Complex Structure Modeling

python3 main.py -F=[Map_Path] -P=[Fasta_Path] --contour=[contour_level] --gpu=[GPU_ID] --output=[Output_Directory] --resolution=[Map_Resolution]

[Map_Path] is the path of the experimental cryo-EM map
[Fasta_Path] is the path of the input fasta file about sequence information. The sequence information of protein is required but can be partial, DNA/RNA sequence information is optional
[contour_level] is the contour_level (suggested by author) to remove outside regions to save processing time. This is absolute density threshold, not standard deviation. If you are not sure, just set 0. Our model will automatically detect useful regions.
[GPU_ID] specifies the gpu used for inference
[Output_Directory] specifies the directory you want to save the output.
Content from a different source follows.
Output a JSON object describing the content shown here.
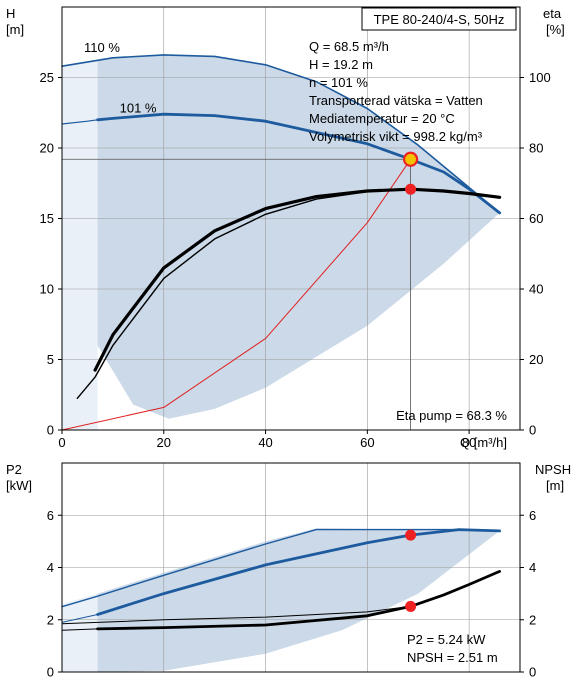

If you don't specify, the default will be "Predict_Result/[map_name]". The final structure is kept as ComplexModeler.cif in this directory.
[Map_Resolution] is the resolution of the deposited maps, which is for refinement usage.

Example of fasta file

>A,B,C,D
MATPAGRRASETERLLTPNPGYGTQVGTSPAPTTPTEEEDLRR
>E,F
VVTFREENTIAFRHLFLLGYSDGSDDTFAAYTQEQLYQ

For ID line, please only include the chain id without any other information. If multiple chains include the identical sequences, please use comma "," to split different chains.
In this example, we have 6 chains in total, with A,B,C,D share the identical sequences and E,F share another identical sequences.
Here sequence information of protein is required but can be partial, DNA/RNA sequence information is optional.

If you have successfully installed phenix and coot, please also specify --refine in the command line to refine structures.

Example Command

python3 main.py -F=example/20031.mrc -P=example/20031.fasta --contour=0.6 --gpu=0 --output=output_21051 --resolution=3.7

The example dir should be set up by set_up.sh. If not, please download examples here and put into example directory.
The automatically build atomic structure is saved in output_21051/Complex_Modeler.cif.
If you have successfully installed phenix and coot, please also specify --refine in the command line to refine structures.

Example

Input File

Cryo-EM map with mrc format.
Sequence information with fasta format. Our example input can be found here

Output File

ComplexModeler.cif: a CIF file that stores the atomic protein-DNA/RNA structure by our method.
Our example output can be found here. All the intermediate results are also kept here.